Posso aplicar o CONFIAS em criança que já lê bem?

Sim, mas o ganho informativo pode ser limitado. Em leitores fluentes, a consciência fonológica geralmente está preservada, e o CONFIAS confirmaria isso sem trazer informação nova. Faz mais sentido aplicar em crianças com queixa de leitura ou em pré-alfabetização (triagem de risco).

O CONFIAS é privativo do fonoaudiólogo?

Não. O CONFIAS não está cadastrado no SATEPSI como teste psicológico privativo. Pode ser aplicado por fonoaudiólogos, psicopedagogos, neuropsicopedagogos, psicólogos e pesquisadores. É amplamente usado em fonoaudiologia clínica, mas o uso é interdisciplinar.

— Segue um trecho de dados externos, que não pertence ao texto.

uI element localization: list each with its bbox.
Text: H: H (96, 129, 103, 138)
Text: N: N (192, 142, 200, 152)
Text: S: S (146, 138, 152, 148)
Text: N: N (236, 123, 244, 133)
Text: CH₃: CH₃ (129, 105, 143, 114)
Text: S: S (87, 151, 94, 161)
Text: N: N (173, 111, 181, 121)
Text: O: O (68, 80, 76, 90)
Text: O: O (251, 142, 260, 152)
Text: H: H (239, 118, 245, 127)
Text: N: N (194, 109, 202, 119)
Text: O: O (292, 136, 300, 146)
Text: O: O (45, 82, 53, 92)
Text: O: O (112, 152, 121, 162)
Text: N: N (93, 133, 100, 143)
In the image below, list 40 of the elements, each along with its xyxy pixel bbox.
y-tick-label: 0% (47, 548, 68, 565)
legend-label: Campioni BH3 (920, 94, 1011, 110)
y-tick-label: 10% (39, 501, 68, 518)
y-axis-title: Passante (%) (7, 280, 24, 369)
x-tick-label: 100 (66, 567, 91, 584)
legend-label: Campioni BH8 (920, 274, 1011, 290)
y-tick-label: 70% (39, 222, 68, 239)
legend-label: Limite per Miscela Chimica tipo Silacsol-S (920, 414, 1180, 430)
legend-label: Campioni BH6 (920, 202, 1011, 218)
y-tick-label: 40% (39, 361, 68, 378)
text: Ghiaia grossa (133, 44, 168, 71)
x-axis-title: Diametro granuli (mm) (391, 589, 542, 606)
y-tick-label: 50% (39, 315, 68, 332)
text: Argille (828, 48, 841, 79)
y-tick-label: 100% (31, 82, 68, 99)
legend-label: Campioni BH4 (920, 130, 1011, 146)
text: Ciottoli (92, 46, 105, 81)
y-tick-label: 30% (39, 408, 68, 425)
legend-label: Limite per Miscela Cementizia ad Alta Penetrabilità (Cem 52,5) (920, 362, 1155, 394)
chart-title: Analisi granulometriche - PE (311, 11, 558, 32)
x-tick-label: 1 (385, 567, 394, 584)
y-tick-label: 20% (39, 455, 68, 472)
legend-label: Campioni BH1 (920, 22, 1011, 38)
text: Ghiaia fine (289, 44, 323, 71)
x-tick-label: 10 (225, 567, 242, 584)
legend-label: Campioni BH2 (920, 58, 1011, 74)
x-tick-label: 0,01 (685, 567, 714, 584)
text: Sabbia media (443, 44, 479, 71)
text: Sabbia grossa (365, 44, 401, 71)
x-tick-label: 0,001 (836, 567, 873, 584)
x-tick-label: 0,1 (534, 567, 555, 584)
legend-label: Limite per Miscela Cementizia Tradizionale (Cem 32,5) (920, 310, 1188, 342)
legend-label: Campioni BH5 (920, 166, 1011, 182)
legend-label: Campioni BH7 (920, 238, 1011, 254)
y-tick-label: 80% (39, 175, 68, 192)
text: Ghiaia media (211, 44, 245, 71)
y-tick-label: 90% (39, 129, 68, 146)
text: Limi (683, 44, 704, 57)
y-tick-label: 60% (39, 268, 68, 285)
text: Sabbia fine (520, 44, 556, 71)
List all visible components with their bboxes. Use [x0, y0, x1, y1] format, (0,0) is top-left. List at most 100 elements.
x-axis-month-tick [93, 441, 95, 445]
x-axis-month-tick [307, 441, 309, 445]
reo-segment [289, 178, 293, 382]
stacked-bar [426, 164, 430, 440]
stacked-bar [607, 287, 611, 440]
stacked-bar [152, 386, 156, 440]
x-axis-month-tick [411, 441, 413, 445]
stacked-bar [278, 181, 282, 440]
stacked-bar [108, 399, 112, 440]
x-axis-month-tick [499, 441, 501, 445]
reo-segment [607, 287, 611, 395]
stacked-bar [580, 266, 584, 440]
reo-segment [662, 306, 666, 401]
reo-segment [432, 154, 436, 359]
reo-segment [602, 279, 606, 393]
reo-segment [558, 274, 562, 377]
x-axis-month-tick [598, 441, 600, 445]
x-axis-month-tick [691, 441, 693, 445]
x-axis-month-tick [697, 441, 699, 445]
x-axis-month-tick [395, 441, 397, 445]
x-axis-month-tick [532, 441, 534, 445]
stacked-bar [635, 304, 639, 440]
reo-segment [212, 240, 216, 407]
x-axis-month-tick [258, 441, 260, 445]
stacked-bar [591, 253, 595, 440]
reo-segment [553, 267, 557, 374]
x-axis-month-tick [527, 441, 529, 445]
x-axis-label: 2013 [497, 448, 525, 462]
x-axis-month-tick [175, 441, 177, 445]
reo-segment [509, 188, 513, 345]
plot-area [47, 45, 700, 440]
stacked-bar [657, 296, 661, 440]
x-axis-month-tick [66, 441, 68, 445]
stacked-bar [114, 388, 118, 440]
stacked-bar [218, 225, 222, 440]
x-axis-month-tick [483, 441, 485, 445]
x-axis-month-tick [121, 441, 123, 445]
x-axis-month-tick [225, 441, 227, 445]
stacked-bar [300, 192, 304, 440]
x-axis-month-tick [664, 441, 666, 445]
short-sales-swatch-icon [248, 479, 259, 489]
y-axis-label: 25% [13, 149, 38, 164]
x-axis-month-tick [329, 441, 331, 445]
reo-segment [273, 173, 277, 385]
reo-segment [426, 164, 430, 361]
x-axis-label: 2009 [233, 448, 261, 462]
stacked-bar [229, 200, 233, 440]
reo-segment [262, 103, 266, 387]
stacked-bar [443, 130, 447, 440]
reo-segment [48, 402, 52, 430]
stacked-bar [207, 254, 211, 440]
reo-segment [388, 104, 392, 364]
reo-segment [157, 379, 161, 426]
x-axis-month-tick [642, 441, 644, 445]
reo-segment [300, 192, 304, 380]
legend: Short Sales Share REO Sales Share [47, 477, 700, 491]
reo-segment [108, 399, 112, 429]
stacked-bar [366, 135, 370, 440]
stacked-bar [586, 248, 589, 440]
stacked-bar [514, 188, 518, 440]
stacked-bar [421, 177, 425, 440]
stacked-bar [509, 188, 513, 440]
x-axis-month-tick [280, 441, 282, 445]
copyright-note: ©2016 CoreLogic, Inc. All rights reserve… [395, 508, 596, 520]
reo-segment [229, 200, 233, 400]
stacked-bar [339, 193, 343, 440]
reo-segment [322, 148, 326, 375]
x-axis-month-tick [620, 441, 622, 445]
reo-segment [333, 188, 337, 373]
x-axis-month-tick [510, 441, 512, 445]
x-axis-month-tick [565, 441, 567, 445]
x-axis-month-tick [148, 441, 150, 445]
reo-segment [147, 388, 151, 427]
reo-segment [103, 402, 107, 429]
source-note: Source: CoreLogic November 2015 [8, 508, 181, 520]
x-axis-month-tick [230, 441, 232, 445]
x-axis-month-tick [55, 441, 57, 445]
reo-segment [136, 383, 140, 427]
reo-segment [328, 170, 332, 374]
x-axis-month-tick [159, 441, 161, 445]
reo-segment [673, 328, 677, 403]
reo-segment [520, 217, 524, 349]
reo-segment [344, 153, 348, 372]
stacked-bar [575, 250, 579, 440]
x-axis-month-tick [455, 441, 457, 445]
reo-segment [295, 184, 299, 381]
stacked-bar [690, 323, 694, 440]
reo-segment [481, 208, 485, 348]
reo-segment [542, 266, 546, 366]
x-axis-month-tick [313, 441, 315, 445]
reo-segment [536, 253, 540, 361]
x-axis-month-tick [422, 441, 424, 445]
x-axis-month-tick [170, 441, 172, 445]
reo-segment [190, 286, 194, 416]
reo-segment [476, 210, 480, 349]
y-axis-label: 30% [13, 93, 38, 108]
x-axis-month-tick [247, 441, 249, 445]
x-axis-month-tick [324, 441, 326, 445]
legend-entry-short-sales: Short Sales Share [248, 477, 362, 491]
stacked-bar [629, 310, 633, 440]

Quanto tempo demora a aplicação completa do CONFIAS?

Em média, 30 a 45 minutos para a aplicação completa das 16 tarefas. Pode chegar a 60 minutos em crianças mais lentas ou com alta taxa de erros. Para crianças menores, dividir em duas sessões de 20-25 minutos pode preservar atenção e qualidade dos dados.

O resultado do CONFIAS muda com intervenção?

Sim, e esse é um dos maiores valores do instrumento. A consciência fonológica responde bem a intervenção estruturada — atividades sistemáticas com rimas, segmentação, identificação de sons e manipulação fonêmica. Reaplicar o CONFIAS após 4-6 meses de intervenção geralmente mostra ganhos mensuráveis, o que documenta a eficácia do trabalho psicopedagógico/fonoaudiológico.